11. The reforms to the SGP and the Lisbon process increase the onus placed on nationally-led policies to deliver economic reform. Garnering national support for adjustment thus takes on renewed importance and national mechanisms will have to play a greater role. Achieving this will require that the Stability Programs (SP) and the national action plans (NAP) under the reformed Lisbon Strategy—which, through the integration of various guidelines, lays the ground for a more consistent approach to policymaking—be debated in national parliaments. Strengthening ownership will also require developing independent, non-partisan institutions reporting to national parliaments that would both inform the public about the larger strategic economic issues confronting countries and assess the implications and monitor the implementation of the SPs and NAPs. They could also contribute to improving the quality of public finance statistics, which have been shown to be deficient. Nonetheless, intensive, peer-driven multilateral surveillance of structural policies, including well-grounded benchmarking, would remain necessary.

12. Financial integration is crucial to support higher and better balanced economic growth, permit a more efficient distribution of risks, and enhance the effectiveness of monetary policy. The FSAP and the Lamfalussy process have given a strong impetus to the creation of the legal and regulatory framework for integrated financial markets and the convergence of supervisory practices. The recently-agreed Memorandum of Understanding on cooperation in financial crisis situations is another step forward. We have also noted the general expectation among officials that this mix of top-down and bottom-up processes and the reforms that are underway are beginning to deliver an integrated market. However, this undertaking is highly complex and national interests continue to slow area-wide integration. Partly for these reasons, businesses strategies for key market segments have thus far remained nationally oriented, with potentially adverse effects for competition and innovation.

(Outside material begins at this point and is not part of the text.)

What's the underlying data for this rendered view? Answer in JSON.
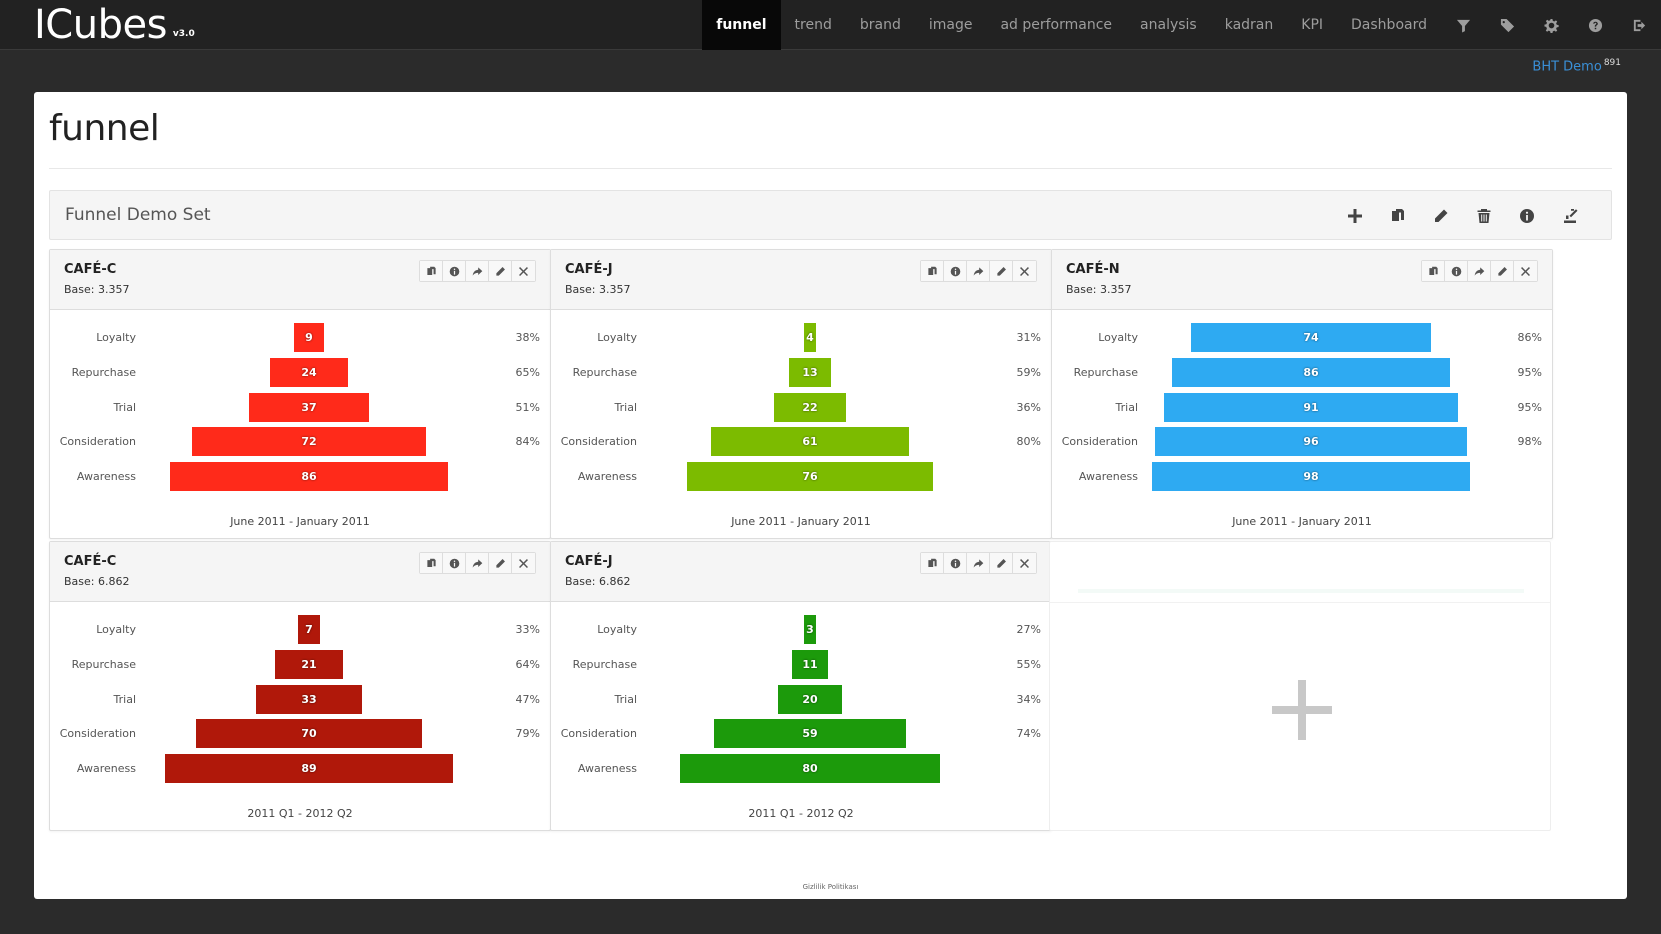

13. The renewed emphasis on the effective transposition of European rules and their enforcement, including through sectoral inquiries and competition policy, is thus very well placed. The Green Paper's welcome focus on consolidating progress and improving regulations should not, however, delay necessary new legislative initiatives. In any case, key building blocks of an integrated financial sector would still be missing even after the envisaged program has been implemented. In this regard the ongoing "organic/evolutionary" approach to further integration/centralization has attractive features. However, unless this approach delivers quality regulation and supervision in a timely manner, it will act as a brake on integration and could entail unnecessarily high costs and risks. In that case, there will be a need to address the issue of how far and how fast to move to a more integrated approach to financial legislation, regulation, and supervision.

Trade Policy

14. The EU also needs to continue to play a lead role in forging an agreement on the Doha Development Agenda. Of special importance would be for the EU to offer greater access to its agricultural market and to strictly limit the use of sensitive product exemptions from tariff reductions. We welcome EU support for strengthened WTO rules over regional trade agreements. Recognizing the importance of developing countries' own liberalization for economic development, we encourage the EU to work with these countries, including through Economic Partnership Agreements, to liberalize their trade regimes on a most-favored-nation basis. Following the long phase-out period for quotas under the Uruguay Round Agreement on Textiles and Clothing, we encourage the EU to avoid imposing import safeguards.